Esa falta de correspondencia entre lo que resulta del expediente y lo que manifiesta el acuerdo recurrido lleva a la Sala a considerar que, en este caso, no se ha tramitado correctamente el procedimiento y que debe dar crédito a lo que dice el informe de 9 de marzo de 2005 sobre la existencia de otro anterior de 15 de diciembre de 2004. En consecuencia, entiende que el plazo de suspensión procedente no debe exceder de dos meses, dadas las fechas indicadas. En estas condiciones, el plazo para resolver había expirado ya cuando el 13 de mayo de 2005 se dicta el acuerdo denegatorio de manera que concurre en él el motivo de nulidad alegado en la demanda: la infracción del artículo 43.4 a) de la Ley 30/1992 .

Así, pues, procede la estimación de este recurso contencioso-administrativo.

QUINTO.- Conforme a lo establecido por el artículo 139.1 de la Ley de la Jurisdicción , no se hace imposición de costas.

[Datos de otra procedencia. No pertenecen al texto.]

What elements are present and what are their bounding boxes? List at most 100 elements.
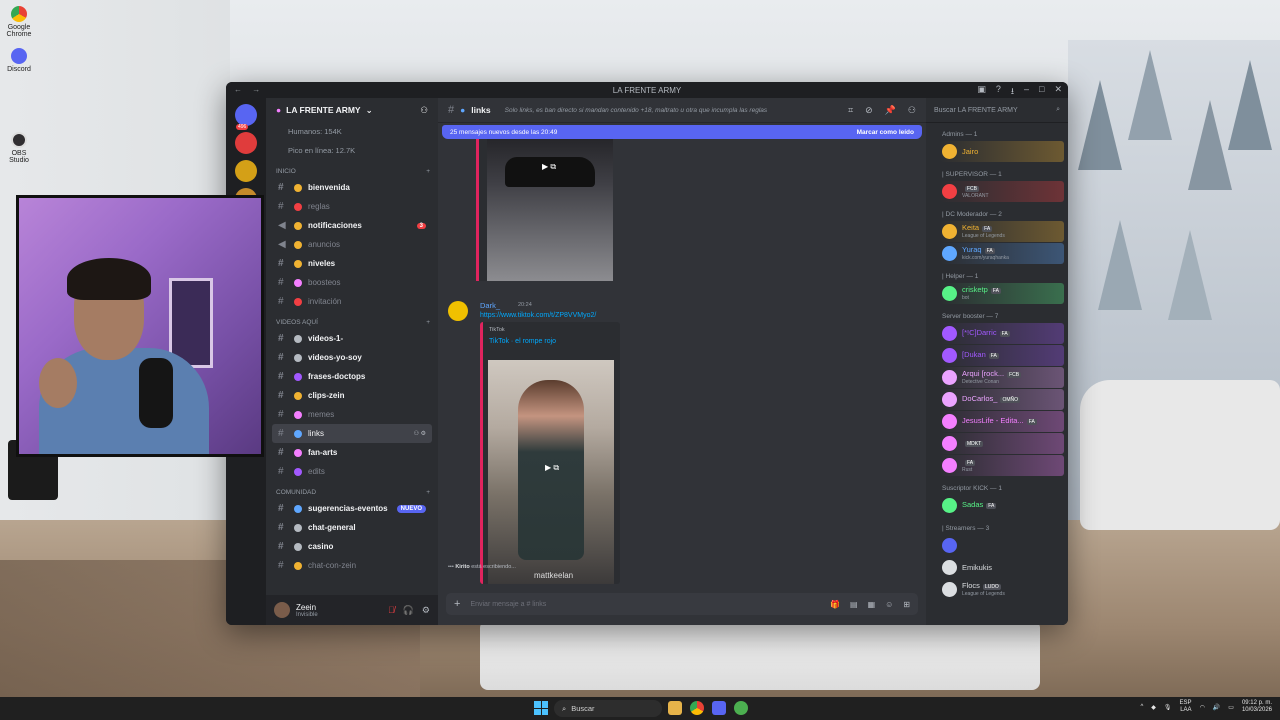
member-item[interactable]: [Dukan FA	[940, 345, 1064, 366]
new-messages-bar[interactable]: 25 mensajes nuevos desde las 20:49 Marca…	[442, 125, 922, 139]
channel-label: bienvenida	[308, 183, 350, 192]
mute-mic-icon[interactable]: 🎙̸	[388, 605, 395, 616]
add-member-icon[interactable]: ⚇	[420, 105, 428, 116]
server-icon[interactable]: 496	[235, 104, 257, 130]
mark-as-read-button[interactable]: Marcar como leído	[857, 129, 914, 136]
channel-reglas[interactable]: # reglas	[272, 197, 432, 216]
threads-icon[interactable]: ⌗	[848, 105, 853, 116]
channel-casino[interactable]: # casino	[272, 537, 432, 556]
avatar[interactable]	[448, 301, 468, 321]
channel-chat-general[interactable]: # chat-general	[272, 518, 432, 537]
member-item[interactable]: Flocs LUDO League of Legends	[940, 579, 1064, 600]
wifi-icon[interactable]: ◠	[1200, 704, 1205, 711]
channel-memes[interactable]: # memes	[272, 405, 432, 424]
search-input[interactable]: Buscar LA FRENTE ARMY ⌕	[926, 98, 1068, 123]
channel-category[interactable]: INICIO +	[266, 160, 438, 178]
channel-videos-yo-soy[interactable]: # videos-yo-soy	[272, 348, 432, 367]
apps-icon[interactable]: ⊞	[903, 600, 910, 609]
member-item[interactable]: Arqui [rock... FCB Detective Conan	[940, 367, 1064, 388]
message-composer[interactable]: + Enviar mensaje a # links 🎁 ▤ ▦ ☺ ⊞	[446, 593, 918, 615]
server-header[interactable]: ● LA FRENTE ARMY ⌄ ⚇	[266, 98, 438, 122]
member-item[interactable]: JesusLife - Edita... FA	[940, 411, 1064, 432]
member-item[interactable]: Yuraq FA kick.com/yuraqhanka	[940, 243, 1064, 264]
channel-edits[interactable]: # edits	[272, 462, 432, 481]
play-icon[interactable]: ▶ ⧉	[535, 159, 563, 175]
member-item[interactable]: FA Rust	[940, 455, 1064, 476]
member-item[interactable]: DoCarlos_ OMÑO	[940, 389, 1064, 410]
desktop-icon-chrome[interactable]: Google Chrome	[6, 6, 32, 38]
channel-category[interactable]: COMUNIDAD +	[266, 481, 438, 499]
tray-app-icon[interactable]: ◆	[1151, 704, 1156, 711]
channel-chat-con-zein[interactable]: # chat-con-zein	[272, 556, 432, 575]
channel-links[interactable]: # links ⚇ ⚙	[272, 424, 432, 443]
play-icon[interactable]: ▶ ⧉	[538, 460, 566, 476]
notification-mute-icon[interactable]: ⊘	[865, 105, 873, 116]
clock[interactable]: 09:12 p. m. 10/03/2026	[1242, 700, 1272, 714]
hash-icon: #	[278, 258, 284, 269]
channel-videos-1[interactable]: # videos-1-	[272, 329, 432, 348]
member-activity: Rust	[962, 466, 973, 473]
channel-fan-arts[interactable]: # fan-arts	[272, 443, 432, 462]
deafen-icon[interactable]: 🎧	[403, 605, 414, 616]
gif-icon[interactable]: ▤	[850, 600, 858, 609]
member-item[interactable]: Emikukis	[940, 557, 1064, 578]
composer-placeholder[interactable]: Enviar mensaje a # links	[470, 601, 546, 608]
chrome-icon[interactable]	[690, 701, 704, 715]
member-item[interactable]: MDKT	[940, 433, 1064, 454]
sticker-icon[interactable]: ▦	[868, 600, 876, 609]
channel-emoji-icon	[294, 467, 302, 476]
member-item[interactable]: Sadas FA	[940, 495, 1064, 516]
desktop-icon-discord[interactable]: Discord	[6, 48, 32, 73]
video-thumbnail[interactable]: ▶ ⧉	[487, 139, 613, 281]
member-list-icon[interactable]: ⚇	[908, 105, 916, 116]
nav-arrows[interactable]: ← →	[234, 85, 264, 94]
channel-notificaciones[interactable]: ◀ notificaciones 3	[272, 216, 432, 235]
channel-emoji-icon	[294, 334, 302, 343]
volume-icon[interactable]: 🔊	[1213, 704, 1220, 711]
channel-sugerencias-eventos[interactable]: # sugerencias-eventos NUEVO	[272, 499, 432, 518]
app-icon[interactable]	[734, 701, 748, 715]
add-channel-icon[interactable]: +	[426, 319, 430, 326]
language-indicator[interactable]: ESP LAA	[1180, 700, 1192, 714]
channel-invitaci-n[interactable]: # invitación	[272, 292, 432, 311]
channel-anuncios[interactable]: ◀ anuncios	[272, 235, 432, 254]
gear-icon[interactable]: ⚙	[422, 605, 430, 616]
channel-boosteos[interactable]: # boosteos	[272, 273, 432, 292]
gift-icon[interactable]: 🎁	[830, 600, 840, 609]
channel-topic[interactable]: Solo links, es ban directo si mandan con…	[505, 107, 768, 114]
video-thumbnail[interactable]: ▶ ⧉ mattkeelan	[488, 360, 614, 584]
channel-badge: NUEVO	[396, 504, 426, 513]
member-item[interactable]: Keita FA League of Legends	[940, 221, 1064, 242]
taskbar-search[interactable]: ⌕ Buscar	[554, 700, 662, 717]
member-item[interactable]: [*!C]Darric FA	[940, 323, 1064, 344]
add-channel-icon[interactable]: +	[426, 489, 430, 496]
channel-bienvenida[interactable]: # bienvenida	[272, 178, 432, 197]
file-explorer-icon[interactable]	[668, 701, 682, 715]
attach-plus-icon[interactable]: +	[454, 598, 460, 610]
channel-category[interactable]: VIDEOS AQUÍ +	[266, 311, 438, 329]
server-icon[interactable]	[235, 132, 257, 154]
chevron-up-icon[interactable]: ^	[1140, 704, 1143, 710]
message-link[interactable]: https://www.tiktok.com/t/ZP8VVMyo2/	[480, 312, 596, 319]
role-header: | Helper — 1	[942, 273, 979, 280]
embed-title[interactable]: TikTok · el rompe rojo	[489, 338, 556, 345]
desktop-icon-obs[interactable]: OBS Studio	[6, 132, 32, 164]
pin-icon[interactable]: 📌	[885, 105, 896, 116]
avatar[interactable]	[274, 602, 290, 618]
server-icon[interactable]	[235, 160, 257, 182]
mic-icon[interactable]: 🎙	[1164, 704, 1172, 711]
member-item[interactable]: Jairo	[940, 141, 1064, 162]
channel-niveles[interactable]: # niveles	[272, 254, 432, 273]
windows-start-icon[interactable]	[534, 701, 548, 715]
battery-icon[interactable]: ▭	[1228, 704, 1234, 711]
member-item[interactable]	[940, 535, 1064, 556]
member-item[interactable]: crisketp FA bot	[940, 283, 1064, 304]
channel-frases-doctops[interactable]: # frases-doctops	[272, 367, 432, 386]
emoji-icon[interactable]: ☺	[885, 600, 893, 609]
channel-clips-zein[interactable]: # clips-zein	[272, 386, 432, 405]
member-item[interactable]: FCB VALORANT	[940, 181, 1064, 202]
discord-icon[interactable]	[712, 701, 726, 715]
add-channel-icon[interactable]: +	[426, 168, 430, 175]
channel-settings-icon[interactable]: ⚇ ⚙	[414, 430, 426, 437]
message-author[interactable]: Dark_	[480, 301, 500, 310]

En atención a cuanto se ha expuesto, en nombre del Rey y por la autoridad que nos confiere la Constitución Española,

Fallo

1º Que estimamos el recurso contencioso-administrativo nº 226/2005, interpuesto por don Raúl contra el acuerdo del Consejo de Ministros de 13 de mayo de 2005 que le denegó la rehabilitación como funcionario público que había solicitado, acuerdo que anulamos.

2º Que declaramos que la solicitud de rehabilitación de don Raúl ha sido estimada por silencio positivo.

3º Que no hacemos imposición de costas.

Así por esta nuestra sentencia, que deberá insertarse por el Consejo General del Poder Judicial en la publicación oficial de jurisprudencia de este Tribunal Supremo, definitivamente juzgando, , lo pronunciamos, mandamos y firmamos . PUBLICACIÓN.- Leída y publicada fue la anterior Sentencia por el Magistrado Ponente Excmo. Sr. D. Pablo Lucas Murillo de la Cueva, estando constituida la Sala en audiencia pública en el día de su fecha, lo que, como Secretario de la misma, certifico.